In Modi's and Shah's calculations, they must strike while the Opposition is disunited. Congress chief Rahul Gandhi experienced a political resurgence during the Gujarat Assembly campaign, and he has learned valuable lessons about delegation in Rajasthan, but to defeat the BJP he and the rest of the Opposition need to figure out the tricky business of making common cause. Things stirred recently with a dinner hosted by Maratha strongman Sharad Pawar, and then a meeting hosted by Sonia Gandhi in her capacity as UPA chairperson. From these events, it's clear that the senior leadership in the non-Congress parties need time to get used to dealing with Rahul. These unity moves will gather momentum only in April, post Holi, etc.
And with a new leader as the pivot, unity moves will naturally encounter speedbumps: several regional parties like the Trinamool Congress and the DMK have stayed aloof from such gatherings. Modi and Shah calculate that their best chance lays in going into battle before the Opposition gets its act together; their job was half done when Bihar Chief Minister Nitish Kumar returned to the NDA fold. However, they have to act fast, lest NDA constituents like the Shiv Sena or the Telugu Desam jump ship, as they have threatened.
A sinister factor in Modi's and Shah's thinking is the threat within the BJP itself. In 2014, BJP senior citizen LK Advani had hoped to become prime minister despite Modi having led the campaign from the front. His calculation was that if the BJP did not get a majority then the allies would not agree to the 2002-sullied Modi as the NDA candidate and he himself would slip through. Advani is no longer politically relevant but there are several leaders younger than him who are Modi's contemporaries and are ambitious. They hold important posts in the government. Relevantly, they will be more acceptable to the BJP's allies (and may even win the support of regional parties that have stayed aloof). Modi knows that if the BJP wins only 200 seats or so, he would be the allies' last choice. It is imperative that to stave off an alternative power centre within, Modi and Shah maximise the party's number of seats, and thus the logic of early Parliamentary polls.

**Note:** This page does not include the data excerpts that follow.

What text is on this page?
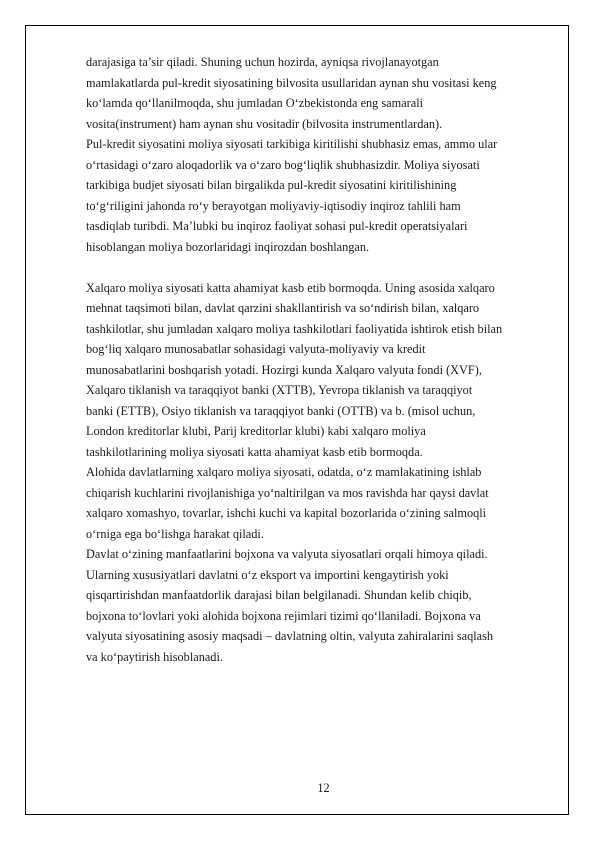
darajasiga ta’sir qiladi. Shuning uchun hozirda, ayniqsa rivojlanayotgan
mamlakatlarda pul-kredit siyosatining bilvosita usullaridan aynan shu vositasi keng
ko‘lamda qo‘llanilmoqda, shu jumladan O‘zbekistonda eng samarali
vosita(instrument) ham aynan shu vositadir (bilvosita instrumentlardan).
Pul-kredit siyosatini moliya siyosati tarkibiga kiritilishi shubhasiz emas, ammo ular
o‘rtasidagi o‘zaro aloqadorlik va o‘zaro bog‘liqlik shubhasizdir. Moliya siyosati
tarkibiga budjet siyosati bilan birgalikda pul-kredit siyosatini kiritilishining
to‘g‘riligini jahonda ro‘y berayotgan moliyaviy-iqtisodiy inqiroz tahlili ham
tasdiqlab turibdi. Ma’lubki bu inqiroz faoliyat sohasi pul-kredit operatsiyalari
hisoblangan moliya bozorlaridagi inqirozdan boshlangan.
Xalqaro moliya siyosati katta ahamiyat kasb etib bormoqda. Uning asosida xalqaro
mehnat taqsimoti bilan, davlat qarzini shakllantirish va so‘ndirish bilan, xalqaro
tashkilotlar, shu jumladan xalqaro moliya tashkilotlari faoliyatida ishtirok etish bilan
bog‘liq xalqaro munosabatlar sohasidagi valyuta-moliyaviy va kredit
munosabatlarini boshqarish yotadi. Hozirgi kunda Xalqaro valyuta fondi (XVF),
Xalqaro tiklanish va taraqqiyot banki (XTTB), Yevropa tiklanish va taraqqiyot
banki (ETTB), Osiyo tiklanish va taraqqiyot banki (OTTB) va b. (misol uchun,
London kreditorlar klubi, Parij kreditorlar klubi) kabi xalqaro moliya
tashkilotlarining moliya siyosati katta ahamiyat kasb etib bormoqda.
Alohida davlatlarning xalqaro moliya siyosati, odatda, o‘z mamlakatining ishlab
chiqarish kuchlarini rivojlanishiga yo‘naltirilgan va mos ravishda har qaysi davlat
xalqaro xomashyo, tovarlar, ishchi kuchi va kapital bozorlarida o‘zining salmoqli
o‘rniga ega bo‘lishga harakat qiladi.
Davlat o‘zining manfaatlarini bojxona va valyuta siyosatlari orqali himoya qiladi.
Ularning xususiyatlari davlatni o‘z eksport va importini kengaytirish yoki
qisqartirishdan manfaatdorlik darajasi bilan belgilanadi. Shundan kelib chiqib,
bojxona to‘lovlari yoki alohida bojxona rejimlari tizimi qo‘llaniladi. Bojxona va
valyuta siyosatining asosiy maqsadi – davlatning oltin, valyuta zahiralarini saqlash
va ko‘paytirish hisoblanadi.
12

This does not take into account the possibility that the new voters may overwhelmingly prefer the Opposition's younger leadership to the tired old faces of Modi and Shah; and that middle-of-the-road voters that chose Modi in 2014 may now experience buyer's regret. The argument that the wave that swept Modi into power might sweep him out is not an outlandish one. Rajasthan proved that no matter how much you let the fringe hijack public consciousness with their anti-Padmaavat threats and violence, it may not sway a voting population that has already decided to teach the powers that be a lesson. Perhaps demonetisation endeared Modi to many poor UP voters last year in the belief that he had stuck it to the rich; but now even Modi does not bank on it, given that he begs voters not to judge him on that alone. Indians are shrewd and see that the more things change, the more they remain the same. For them, Modi no longer represents a break from the establishment (even if Rahul is less of a break, he's at least fresh). Modi is now the establishment, and anti-incumbency will dictate the timing of the next Parliamentary election.